Equality does not do permutation (e.g., bit complement and bit shuffle) quite as well as fat-tree. Still, it generally trades the zero-load latency with the throughput while keeping moderate- to high-level usabilities.

Equality networks can be used with low- or high-radix routers [28] available in the market. The results of this paper also show excellent performance of Equality networks under uniform random traffic even with an adaptive minimal routing algorithm, which suggests good performance using commodity hardware for general-purpose clusters. We have also performed routing a mini-sized Equality network on 12 HPE 5945 48SFP28 8QSFP28 switches for real applications. The routing of this small cluster is accomplished with multi-protocol label switching (MPLS), where all shortest paths and some sub-shortest paths are assigned between every pair of routers. On InfiniBand, we expect the network will work well with Nue routing introduced by Domke et al. [29].

The adjustability and outstanding performance of Equality networks give the industry a new network topology option for HPC systems. The system designers will have more flexibility in picking commodity hardware. It is also an opportunity for data centers to reorganize for better efficiency.
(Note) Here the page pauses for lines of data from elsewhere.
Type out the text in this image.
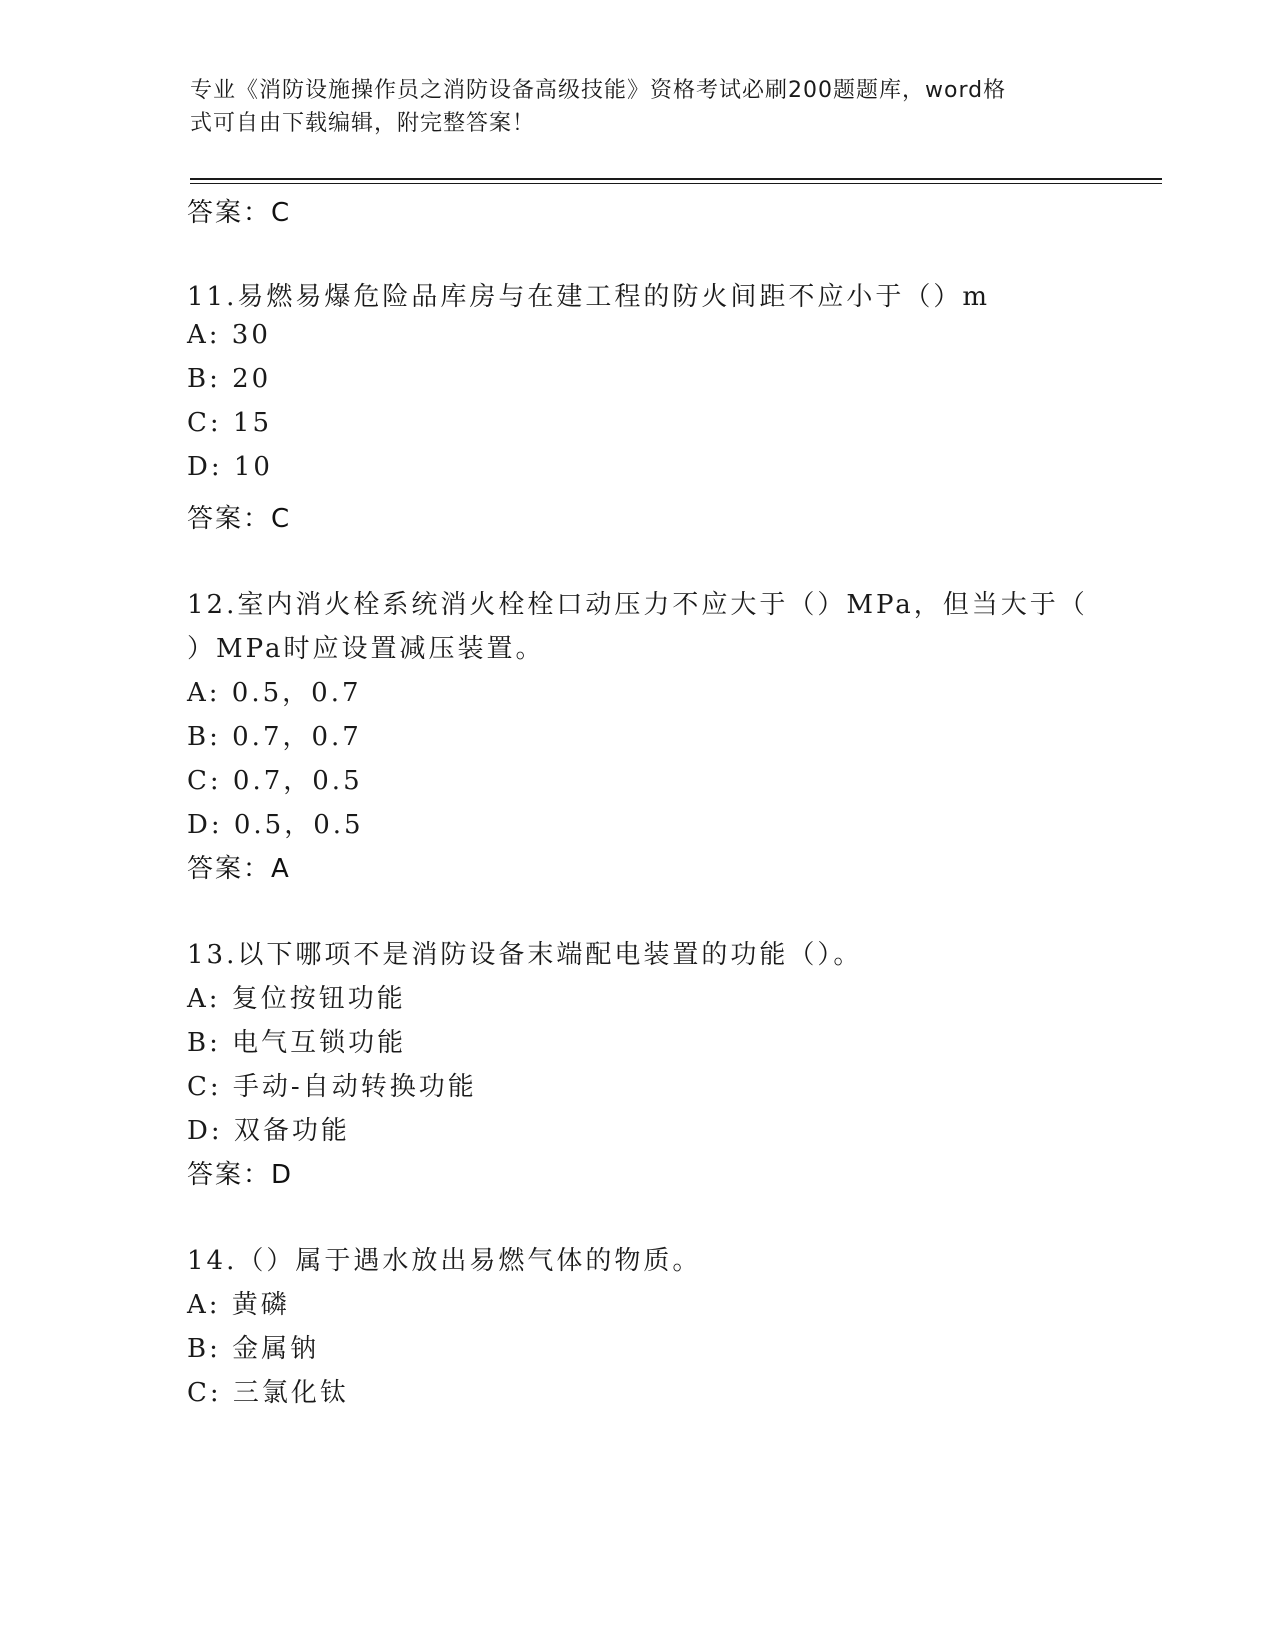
专业《消防设施操作员之消防设备高级技能》资格考试必刷200题题库，word格
式可自由下载编辑，附完整答案！
答案：C
11.易燃易爆危险品库房与在建工程的防火间距不应小于（）m
A: 30
B: 20
C: 15
D: 10
答案：C
12.室内消火栓系统消火栓栓口动压力不应大于（）MPa，但当大于（
）MPa时应设置减压装置。
A: 0.5，0.7
B: 0.7，0.7
C: 0.7，0.5
D: 0.5，0.5
答案：A
13.以下哪项不是消防设备末端配电装置的功能（）。
A: 复位按钮功能
B: 电气互锁功能
C: 手动-自动转换功能
D: 双备功能
答案：D
14.（）属于遇水放出易燃气体的物质。
A: 黄磷
B: 金属钠
C: 三氯化钛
In future, we plan to run simulations using ROSS-CODES and TraceR as described in [30] to reflect the effects of the real application traffic, especially for other subtle effects while dealing with many jobs on the cluster [31].

To summarize, the current work reiterates the construction of networks based on a novel class of network topology, allowing routing with simple logic to achieve strong scalability from small to large systems. The work shows the performance of networks by comparing the cycle-accurate BookSim benchmarks against many previous works. The results show significant benefits of utilizing this new class of network topology for future high-performance computing applications.